8 Toepasselijke wetsbepalingen
De artikelen 2, 5 en 7 OLW.
9 Beslissing
STAAT TOE de overlevering van **[de opgeëiste persoon]alias[de opgeëiste persoon]**aan het hof van beroep Antwerpen, België, voor het feit zoals dat is omschreven in onderdeel e) van het EAB.
Deze uitspraak is gedaan door mr. A.K. Glerum, voorzitter, mrs. O.P.M. Fruytier en C.M.S. Loven, rechters, in tegenwoordigheid van mr. G.S. Haas, griffier, en in het openbaar uitgesproken op de zitting van 7 oktober 2025.
Ingevolge artikel 29, tweede lid, OLW staat tegen deze uitspraak geen gewoon rechtsmiddel open.
Zie artikel 23 OLW.
Zie artikel 22, eerste en derde lid, OLW.
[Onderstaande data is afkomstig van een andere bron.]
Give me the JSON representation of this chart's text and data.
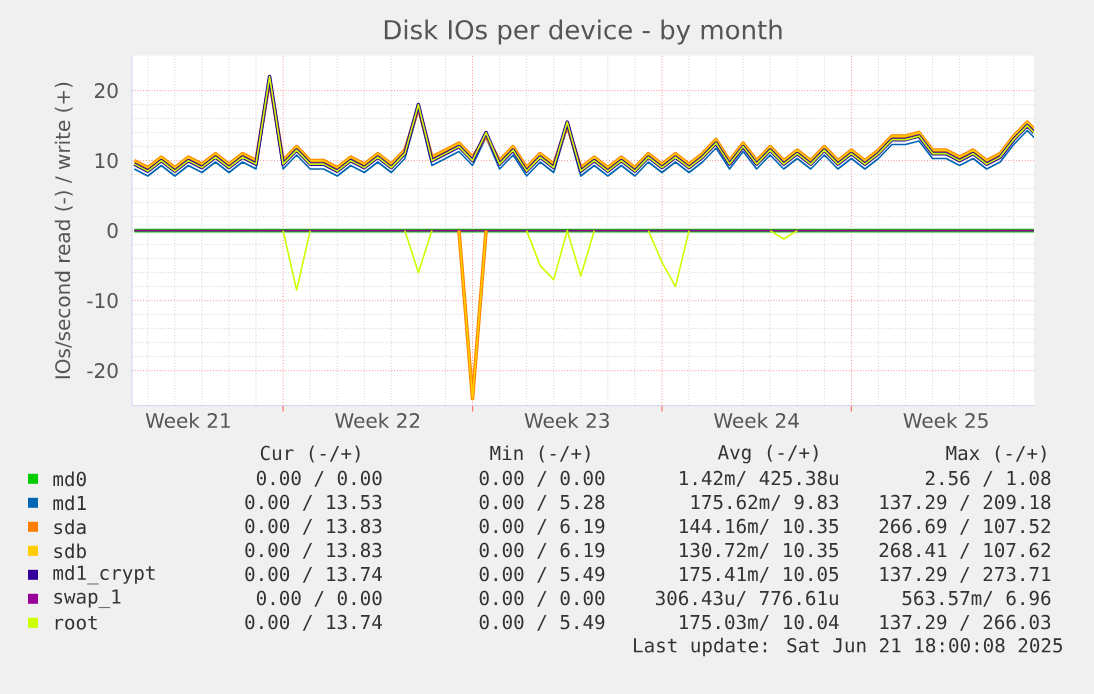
{
  "chart_data": {
    "type": "line",
    "title": "Disk IOs per device - by month",
    "ylabel": "IOs/second read (-) / write (+)",
    "x": [
      "2025-05-19T12:00",
      "2025-05-20T00:00",
      "2025-05-20T12:00",
      "2025-05-21T00:00",
      "2025-05-21T12:00",
      "2025-05-22T00:00",
      "2025-05-22T12:00",
      "2025-05-23T00:00",
      "2025-05-23T12:00",
      "2025-05-24T00:00",
      "2025-05-24T12:00",
      "2025-05-25T00:00",
      "2025-05-25T12:00",
      "2025-05-26T00:00",
      "2025-05-26T12:00",
      "2025-05-27T00:00",
      "2025-05-27T12:00",
      "2025-05-28T00:00",
      "2025-05-28T12:00",
      "2025-05-29T00:00",
      "2025-05-29T12:00",
      "2025-05-30T00:00",
      "2025-05-30T12:00",
      "2025-05-31T00:00",
      "2025-05-31T12:00",
      "2025-06-01T00:00",
      "2025-06-01T12:00",
      "2025-06-02T00:00",
      "2025-06-02T12:00",
      "2025-06-03T00:00",
      "2025-06-03T12:00",
      "2025-06-04T00:00",
      "2025-06-04T12:00",
      "2025-06-05T00:00",
      "2025-06-05T12:00",
      "2025-06-06T00:00",
      "2025-06-06T12:00",
      "2025-06-07T00:00",
      "2025-06-07T12:00",
      "2025-06-08T00:00",
      "2025-06-08T12:00",
      "2025-06-09T00:00",
      "2025-06-09T12:00",
      "2025-06-10T00:00",
      "2025-06-10T12:00",
      "2025-06-11T00:00",
      "2025-06-11T12:00",
      "2025-06-12T00:00",
      "2025-06-12T12:00",
      "2025-06-13T00:00",
      "2025-06-13T12:00",
      "2025-06-14T00:00",
      "2025-06-14T12:00",
      "2025-06-15T00:00",
      "2025-06-15T12:00",
      "2025-06-16T00:00",
      "2025-06-16T12:00",
      "2025-06-17T00:00",
      "2025-06-17T12:00",
      "2025-06-18T00:00",
      "2025-06-18T12:00",
      "2025-06-19T00:00",
      "2025-06-19T12:00",
      "2025-06-20T00:00",
      "2025-06-20T12:00",
      "2025-06-21T00:00",
      "2025-06-21T12:00",
      "2025-06-21T18:00"
    ],
    "xlim": [
      "2025-05-19T10:00",
      "2025-06-21T18:00"
    ],
    "xticks": [
      {
        "value": "2025-05-25",
        "label": null
      },
      {
        "value": "2025-06-01",
        "label": null
      },
      {
        "value": "2025-06-08",
        "label": null
      },
      {
        "value": "2025-06-15",
        "label": null
      },
      {
        "value": "2025-05-21T12:00",
        "label": "Week 21"
      },
      {
        "value": "2025-05-28T12:00",
        "label": "Week 22"
      },
      {
        "value": "2025-06-04T12:00",
        "label": "Week 23"
      },
      {
        "value": "2025-06-11T12:00",
        "label": "Week 24"
      },
      {
        "value": "2025-06-18T12:00",
        "label": "Week 25"
      }
    ],
    "ylim": [
      -25,
      25
    ],
    "yticks": [
      -20,
      -10,
      0,
      10,
      20
    ],
    "grid": true,
    "legend": "bottom",
    "series": [
      {
        "name": "md0",
        "color": "#00cc00",
        "values": [
          0,
          0,
          0,
          0,
          0,
          0,
          0,
          0,
          0,
          0,
          0,
          0,
          0,
          0,
          0,
          0,
          0,
          0,
          0,
          0,
          0,
          0,
          0,
          0,
          0,
          0,
          0,
          0,
          0,
          0,
          0,
          0,
          0,
          0,
          0,
          0,
          0,
          0,
          0,
          0,
          0,
          0,
          0,
          0,
          0,
          0,
          0,
          0,
          0,
          0,
          0,
          0,
          0,
          0,
          0,
          0,
          0,
          0,
          0,
          0,
          0,
          0,
          0,
          0,
          0,
          0,
          0,
          0
        ]
      },
      {
        "name": "md1",
        "color": "#0066b3",
        "values": [
          8.8,
          7.8,
          9.3,
          7.8,
          9.3,
          8.3,
          9.8,
          8.3,
          9.8,
          8.8,
          21.3,
          8.8,
          10.8,
          8.8,
          8.8,
          7.8,
          9.3,
          8.3,
          9.8,
          8.3,
          10.3,
          17.3,
          9.3,
          10.3,
          11.3,
          9.3,
          13.3,
          8.8,
          10.8,
          7.8,
          9.8,
          8.3,
          14.8,
          7.8,
          9.3,
          7.8,
          9.3,
          7.8,
          9.8,
          8.3,
          9.8,
          8.3,
          9.8,
          11.8,
          8.8,
          11.3,
          8.8,
          10.8,
          8.8,
          10.3,
          8.8,
          10.8,
          8.8,
          10.3,
          8.8,
          10.3,
          12.3,
          12.3,
          12.8,
          10.3,
          10.3,
          9.3,
          10.3,
          8.8,
          9.8,
          12.3,
          14.3,
          13.3
        ]
      },
      {
        "name": "sda",
        "color": "#ff8000",
        "values": [
          10,
          9,
          10.5,
          9,
          10.5,
          9.5,
          11,
          9.5,
          11,
          10,
          21.5,
          10,
          12,
          10,
          10,
          9,
          10.5,
          9.5,
          11,
          9.5,
          11.5,
          17.5,
          10.5,
          11.5,
          12.5,
          10.5,
          13.5,
          10,
          12,
          9,
          11,
          9.5,
          15,
          9,
          10.5,
          9,
          10.5,
          9,
          11,
          9.5,
          11,
          9.5,
          11,
          13,
          10,
          12.5,
          10,
          12,
          10,
          11.5,
          10,
          12,
          10,
          11.5,
          10,
          11.5,
          13.5,
          13.5,
          14,
          11.5,
          11.5,
          10.5,
          11.5,
          10,
          11,
          13.5,
          15.5,
          14.5
        ]
      },
      {
        "name": "sdb",
        "color": "#ffcc00",
        "values": [
          10,
          9,
          10.5,
          9,
          10.5,
          9.5,
          11,
          9.5,
          11,
          10,
          21.5,
          10,
          12,
          10,
          10,
          9,
          10.5,
          9.5,
          11,
          9.5,
          11.5,
          17.5,
          10.5,
          11.5,
          12.5,
          10.5,
          13.5,
          10,
          12,
          9,
          11,
          9.5,
          15,
          9,
          10.5,
          9,
          10.5,
          9,
          11,
          9.5,
          11,
          9.5,
          11,
          13,
          10,
          12.5,
          10,
          12,
          10,
          11.5,
          10,
          12,
          10,
          11.5,
          10,
          11.5,
          13.5,
          13.5,
          14,
          11.5,
          11.5,
          10.5,
          11.5,
          10,
          11,
          13.5,
          15.5,
          14.5
        ]
      },
      {
        "name": "md1_crypt",
        "color": "#330099",
        "values": [
          9.5,
          8.5,
          10,
          8.5,
          10,
          9,
          10.5,
          9,
          10.5,
          9.5,
          22,
          9.5,
          11.5,
          9.5,
          9.5,
          8.5,
          10,
          9,
          10.5,
          9,
          11,
          18,
          10,
          11,
          12,
          10,
          14,
          9.5,
          11.5,
          8.5,
          10.5,
          9,
          15.5,
          8.5,
          10,
          8.5,
          10,
          8.5,
          10.5,
          9,
          10.5,
          9,
          10.5,
          12.5,
          9.5,
          12,
          9.5,
          11.5,
          9.5,
          11,
          9.5,
          11.5,
          9.5,
          11,
          9.5,
          11,
          13,
          13,
          13.5,
          11,
          11,
          10,
          11,
          9.5,
          10.5,
          13,
          15,
          14
        ]
      },
      {
        "name": "swap_1",
        "color": "#990099",
        "values": [
          0,
          0,
          0,
          0,
          0,
          0,
          0,
          0,
          0,
          0,
          0,
          0,
          0,
          0,
          0,
          0,
          0,
          0,
          0,
          0,
          0,
          0,
          0,
          0,
          0,
          0,
          0,
          0,
          0,
          0,
          0,
          0,
          0,
          0,
          0,
          0,
          0,
          0,
          0,
          0,
          0,
          0,
          0,
          0,
          0,
          0,
          0,
          0,
          0,
          0,
          0,
          0,
          0,
          0,
          0,
          0,
          0,
          0,
          0,
          0,
          0,
          0,
          0,
          0,
          0,
          0,
          0,
          0
        ]
      },
      {
        "name": "root",
        "color": "#ccff00",
        "values": [
          9.5,
          8.5,
          10,
          8.5,
          10,
          9,
          10.5,
          9,
          10.5,
          9.5,
          22,
          9.5,
          11.5,
          9.5,
          9.5,
          8.5,
          10,
          9,
          10.5,
          9,
          11,
          18,
          10,
          11,
          12,
          10,
          14,
          9.5,
          11.5,
          8.5,
          10.5,
          9,
          15.5,
          8.5,
          10,
          8.5,
          10,
          8.5,
          10.5,
          9,
          10.5,
          9,
          10.5,
          12.5,
          9.5,
          12,
          9.5,
          11.5,
          9.5,
          11,
          9.5,
          11.5,
          9.5,
          11,
          9.5,
          11,
          13,
          13,
          13.5,
          11,
          11,
          10,
          11,
          9.5,
          10.5,
          13,
          15,
          14
        ]
      },
      {
        "color": "#ff8000",
        "values": [
          null,
          null,
          null,
          null,
          null,
          null,
          null,
          null,
          null,
          null,
          null,
          null,
          null,
          null,
          null,
          null,
          null,
          null,
          null,
          null,
          null,
          null,
          null,
          null,
          0,
          -24,
          0,
          null,
          null,
          null,
          null,
          null,
          null,
          null,
          null,
          null,
          null,
          null,
          null,
          null,
          null,
          null,
          null,
          null,
          null,
          null,
          null,
          null,
          null,
          null,
          null,
          null,
          null,
          null,
          null,
          null,
          null,
          null,
          null,
          null,
          null,
          null,
          null,
          null,
          null,
          null,
          null,
          null
        ]
      },
      {
        "color": "#ffcc00",
        "values": [
          null,
          null,
          null,
          null,
          null,
          null,
          null,
          null,
          null,
          null,
          null,
          null,
          null,
          null,
          null,
          null,
          null,
          null,
          null,
          null,
          null,
          null,
          null,
          null,
          0,
          -24,
          0,
          null,
          null,
          null,
          null,
          null,
          null,
          null,
          null,
          null,
          null,
          null,
          null,
          null,
          null,
          null,
          null,
          null,
          null,
          null,
          null,
          null,
          null,
          null,
          null,
          null,
          null,
          null,
          null,
          null,
          null,
          null,
          null,
          null,
          null,
          null,
          null,
          null,
          null,
          null,
          null,
          null
        ]
      },
      {
        "color": "#ccff00",
        "values": [
          null,
          null,
          null,
          null,
          null,
          null,
          null,
          null,
          null,
          null,
          null,
          0,
          -8.5,
          0,
          null,
          null,
          null,
          null,
          null,
          null,
          0,
          -6,
          0,
          null,
          null,
          null,
          null,
          null,
          null,
          0,
          -5,
          -7,
          0,
          -6.5,
          0,
          null,
          null,
          null,
          0,
          -4.5,
          -8,
          0,
          null,
          null,
          null,
          null,
          null,
          0,
          -1.2,
          0,
          null,
          null,
          null,
          null,
          null,
          null,
          null,
          null,
          null,
          null,
          null,
          null,
          null,
          null,
          null,
          null,
          null,
          null
        ]
      }
    ],
    "annotations": [
      "Cur (-/+)",
      "Min (-/+)",
      "Avg (-/+)",
      "Max (-/+)",
      "0.00 / 0.00",
      "0.00 / 0.00",
      "1.42m/ 425.38u",
      "2.56 / 1.08",
      "0.00 / 13.53",
      "0.00 / 5.28",
      "175.62m/ 9.83",
      "137.29 / 209.18",
      "0.00 / 13.83",
      "0.00 / 6.19",
      "144.16m/ 10.35",
      "266.69 / 107.52",
      "0.00 / 13.83",
      "0.00 / 6.19",
      "130.72m/ 10.35",
      "268.41 / 107.62",
      "0.00 / 13.74",
      "0.00 / 5.49",
      "175.41m/ 10.05",
      "137.29 / 273.71",
      "0.00 / 0.00",
      "0.00 / 0.00",
      "306.43u/ 776.61u",
      "563.57m/ 6.96",
      "0.00 / 13.74",
      "0.00 / 5.49",
      "175.03m/ 10.04",
      "137.29 / 266.03",
      "Last update: Sat Jun 21 18:00:08 2025"
    ]
  }
}
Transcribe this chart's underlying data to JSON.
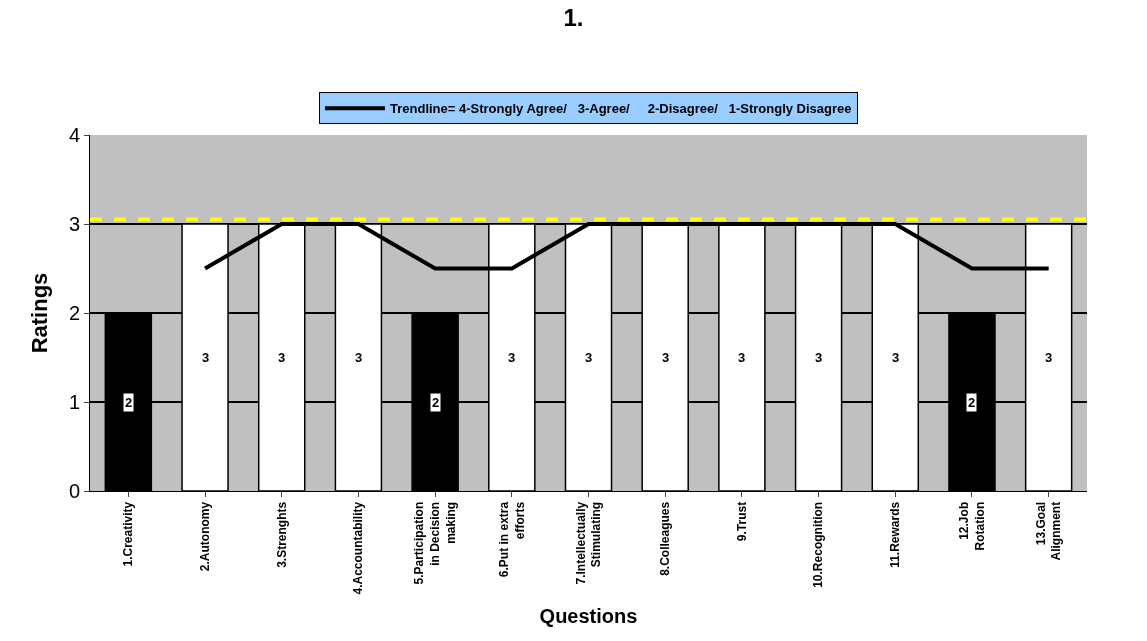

Zie onderdeel e) van het EAB.
Hof van Justitie van de Europese Unie, 21 december 2023, C-397/22, LM, (Generalstaatsanwaltschaft Berlin (Condamnation par défaut)), ECLI:EU:C:2023:1030, punt 47 en C-398/22, RQ (Generalstaatsanwaltschaft Berlin (Condamnation par défaut)), ECLI:EU:C:2023:1031, punt 32.
Zie ECLI:NL:RBAMS:2022:7536.
HvJ EU van 25 juli 2018, zaak ML, (C-220/18 PPU, ECLI:EU:C:2018:589), punt 114.